Frida Kahlo Paintings

Many women have created their mark throughout history, and in art, one of those women was Frida Kahlo. Frida Kahlo was a German-Mexican painter known for her emblematic subject matter, vibrant canvases, and a large collection of self-portraits. Her interest in art gave her inspiration to explore different themes and saw it as an opportunity to express herself through her paintings. Her beautiful self portraits were always filled with sophistication and somehow graphic yet mesmerising. Frida’s Paintings and art style had elements of realism but also surrealism and grotesque imagery, but despite that, the attention to detail in her paintings were unreal!

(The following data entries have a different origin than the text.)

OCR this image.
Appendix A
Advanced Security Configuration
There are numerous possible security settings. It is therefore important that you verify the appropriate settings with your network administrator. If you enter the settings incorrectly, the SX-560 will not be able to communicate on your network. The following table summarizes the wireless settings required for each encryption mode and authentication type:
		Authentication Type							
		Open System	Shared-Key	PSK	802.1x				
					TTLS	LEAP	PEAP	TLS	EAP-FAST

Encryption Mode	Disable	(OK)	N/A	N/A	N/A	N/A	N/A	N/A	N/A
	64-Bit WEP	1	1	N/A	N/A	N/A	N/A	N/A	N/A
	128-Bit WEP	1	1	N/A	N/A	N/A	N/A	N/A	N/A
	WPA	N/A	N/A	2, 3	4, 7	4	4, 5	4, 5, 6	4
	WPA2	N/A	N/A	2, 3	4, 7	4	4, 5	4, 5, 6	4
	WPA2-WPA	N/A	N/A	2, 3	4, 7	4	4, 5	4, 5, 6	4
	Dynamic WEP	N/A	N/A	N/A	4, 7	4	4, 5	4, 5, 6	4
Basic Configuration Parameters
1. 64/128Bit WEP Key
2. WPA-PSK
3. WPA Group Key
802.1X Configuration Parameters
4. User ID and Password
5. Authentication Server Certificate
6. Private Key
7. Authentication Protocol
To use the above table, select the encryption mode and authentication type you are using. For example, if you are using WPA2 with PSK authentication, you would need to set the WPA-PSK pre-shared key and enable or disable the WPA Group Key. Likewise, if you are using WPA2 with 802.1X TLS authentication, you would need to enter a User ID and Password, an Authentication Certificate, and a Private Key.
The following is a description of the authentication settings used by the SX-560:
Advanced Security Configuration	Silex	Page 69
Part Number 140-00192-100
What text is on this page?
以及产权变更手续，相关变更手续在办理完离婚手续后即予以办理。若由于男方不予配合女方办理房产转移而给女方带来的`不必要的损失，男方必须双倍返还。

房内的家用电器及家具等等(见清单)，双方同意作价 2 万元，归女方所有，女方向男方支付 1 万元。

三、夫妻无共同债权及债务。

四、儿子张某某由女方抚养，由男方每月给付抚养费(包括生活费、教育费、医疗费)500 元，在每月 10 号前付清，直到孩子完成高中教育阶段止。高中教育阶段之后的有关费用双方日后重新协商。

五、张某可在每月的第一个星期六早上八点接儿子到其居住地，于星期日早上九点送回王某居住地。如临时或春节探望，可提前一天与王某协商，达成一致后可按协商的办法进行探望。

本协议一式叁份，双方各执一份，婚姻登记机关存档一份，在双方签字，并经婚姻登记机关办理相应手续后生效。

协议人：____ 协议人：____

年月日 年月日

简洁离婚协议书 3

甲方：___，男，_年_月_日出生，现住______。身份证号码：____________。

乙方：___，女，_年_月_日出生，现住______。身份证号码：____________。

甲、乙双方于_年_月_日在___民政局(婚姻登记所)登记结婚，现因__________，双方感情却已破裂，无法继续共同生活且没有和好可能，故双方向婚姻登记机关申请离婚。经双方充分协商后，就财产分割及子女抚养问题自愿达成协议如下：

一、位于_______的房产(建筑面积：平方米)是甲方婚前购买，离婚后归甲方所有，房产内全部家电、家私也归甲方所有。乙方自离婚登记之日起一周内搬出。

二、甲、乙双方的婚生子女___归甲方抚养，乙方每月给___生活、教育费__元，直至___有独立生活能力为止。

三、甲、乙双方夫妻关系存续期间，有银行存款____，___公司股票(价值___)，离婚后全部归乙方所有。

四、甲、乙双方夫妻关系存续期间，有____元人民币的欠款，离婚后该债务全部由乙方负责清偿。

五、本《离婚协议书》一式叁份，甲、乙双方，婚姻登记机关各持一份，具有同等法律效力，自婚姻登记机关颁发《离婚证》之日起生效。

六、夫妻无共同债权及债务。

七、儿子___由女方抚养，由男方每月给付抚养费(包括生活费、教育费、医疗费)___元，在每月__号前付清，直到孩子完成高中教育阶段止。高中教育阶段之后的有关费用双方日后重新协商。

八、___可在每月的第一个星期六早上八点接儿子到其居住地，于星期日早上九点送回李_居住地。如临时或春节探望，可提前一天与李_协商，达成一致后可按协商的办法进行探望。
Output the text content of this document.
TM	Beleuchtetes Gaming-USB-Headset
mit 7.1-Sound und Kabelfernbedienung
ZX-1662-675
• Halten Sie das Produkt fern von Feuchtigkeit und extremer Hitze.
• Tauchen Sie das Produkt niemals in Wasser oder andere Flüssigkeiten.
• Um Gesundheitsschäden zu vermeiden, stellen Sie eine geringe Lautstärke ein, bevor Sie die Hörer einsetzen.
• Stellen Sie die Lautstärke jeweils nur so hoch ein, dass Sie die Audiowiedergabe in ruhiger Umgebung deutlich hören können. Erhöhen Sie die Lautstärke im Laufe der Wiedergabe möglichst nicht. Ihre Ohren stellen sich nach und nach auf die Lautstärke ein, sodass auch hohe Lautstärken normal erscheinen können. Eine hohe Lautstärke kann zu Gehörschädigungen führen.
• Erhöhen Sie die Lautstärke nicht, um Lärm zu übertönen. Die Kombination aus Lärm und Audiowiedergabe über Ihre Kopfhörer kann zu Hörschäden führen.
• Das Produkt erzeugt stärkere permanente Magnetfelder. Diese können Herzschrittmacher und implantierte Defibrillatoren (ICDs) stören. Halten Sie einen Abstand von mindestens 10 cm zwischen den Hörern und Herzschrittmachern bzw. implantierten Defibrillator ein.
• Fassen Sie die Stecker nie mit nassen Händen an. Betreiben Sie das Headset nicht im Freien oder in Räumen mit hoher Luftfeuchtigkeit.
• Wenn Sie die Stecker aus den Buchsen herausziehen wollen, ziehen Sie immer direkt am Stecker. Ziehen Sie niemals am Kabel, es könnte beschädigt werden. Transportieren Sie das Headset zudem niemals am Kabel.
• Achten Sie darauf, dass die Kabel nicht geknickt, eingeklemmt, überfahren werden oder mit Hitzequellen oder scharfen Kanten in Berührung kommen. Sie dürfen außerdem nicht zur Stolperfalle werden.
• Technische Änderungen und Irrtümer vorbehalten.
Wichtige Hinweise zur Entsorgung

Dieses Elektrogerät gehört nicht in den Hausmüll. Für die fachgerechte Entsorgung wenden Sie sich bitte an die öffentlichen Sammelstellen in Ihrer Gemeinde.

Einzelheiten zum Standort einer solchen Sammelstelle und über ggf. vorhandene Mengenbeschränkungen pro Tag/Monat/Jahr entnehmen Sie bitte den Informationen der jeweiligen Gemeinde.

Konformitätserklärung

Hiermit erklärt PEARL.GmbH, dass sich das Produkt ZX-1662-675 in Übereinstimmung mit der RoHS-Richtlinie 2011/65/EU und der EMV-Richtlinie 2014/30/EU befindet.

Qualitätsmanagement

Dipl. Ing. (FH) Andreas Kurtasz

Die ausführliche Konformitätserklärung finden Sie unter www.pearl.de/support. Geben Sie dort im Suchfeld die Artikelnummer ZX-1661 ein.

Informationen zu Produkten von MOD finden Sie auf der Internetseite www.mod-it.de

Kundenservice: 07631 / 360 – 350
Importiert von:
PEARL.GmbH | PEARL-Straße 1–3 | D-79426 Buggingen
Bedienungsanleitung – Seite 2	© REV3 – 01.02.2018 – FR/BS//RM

The following are 5 of her most famous, renowned paintings loved by art enthusiasts;

The Two Fridas (1939)

The Two Fridas was painted at the time of Kahlo's divorce from Diego Rivera, and it is thought to be a representation of her grief. It's a self-portrait in two parts in which Frida wears a white European-style clothing with her heart torn and bleeding on the left, whereas Frida on the right wears a traditional Mexican outfit with her heart intact. The two Fridas may represent her upbringing and cultural influences and also how chaotic she felt during the time of her divorce.

The Broken Column (1944)

Kahlo's painting of The Broken Column express the trauma she experienced in her life as a result of the injuries she sustained in a bus accident she went through when she was younger, and this piece is the most visible representation of her suffering. Kahlo's body is opened up in this masterwork, and a crumbling stone column replaces her spine, indicating the accident's effects. Her nails are embedded in her face and body, and tears are visible on her face, but she maintains a straight expression to the audience.

The Wounded Deer (1946)

In this masterpiece, Frida actually used her pet Deer as a model and inspiration. She depicted herself as a deer, which are hunted in forests and are usually frail and delicate creatures. Frida saw this in herself because of how she was always suffering as her health was declining in the time of this painting. She had multiple illnesses, and was at the time still suffering from her long term injuries. She saw herself as a wounded animal who couldn’t do anything to help herself.

Self portrait between the borderline between Mexico and the United States (1932)

Frida loved to travel. She especially did with her husband Diego Rivera in which they lived in the States for four years. During these times though, she experienced many challenges like failed pregnancies. In this self portrait, she showed her dislike in the industrial and capitalist culture of the States as she was dreaming of a more simpler life in her home country, Mexico. The painting shows half of which are industrialised factories, and the other side a more greener area in which was seen as her ideal life in Mexico. She longed to be in her country in which she felt she belonged.

Roots (1943)

Her painting of Roots shows her physical body being cracked open by vines and “roots” signifying the human life cycle. It shows her concept of fertility, that everything starts from a seed. Her illustration of this concept was deeply rooted from the fact that she couldn’t have children and conveys how much she longs for something to grow out of her as a woman.

Here’s a little quiz to see how well you know about Frida Kahlo:

Question: Of what descent was Frida Kahlo of?
Answer: German-Mexican

Question: What type of paintings was she focused mainly on?
Answer: Self-Portraits 

Question: Who was Frida Kahlo's husband?
Answer: Diego Rivera

Question: Her painting of a wounded Frida was inspired by which pet?
Answer: A pet deer

Question: How long did Frida Kahlo live in the United States with her husband?
Answer: 4 years

Frida Kahlo surely was an artist who wasn’t afraid to illustrate her emotions and life through her paintings. Instead of letting her challenges eat her up, she was driven by them and didn’t let them surpass her abilities. Throughout her life, despite it being a bit miserable, she was able to put herself in the face of history by creating what she believed was beautiful despite her art being different to what was depicted as attractive. She wasn't afraid to be herself, and so should you.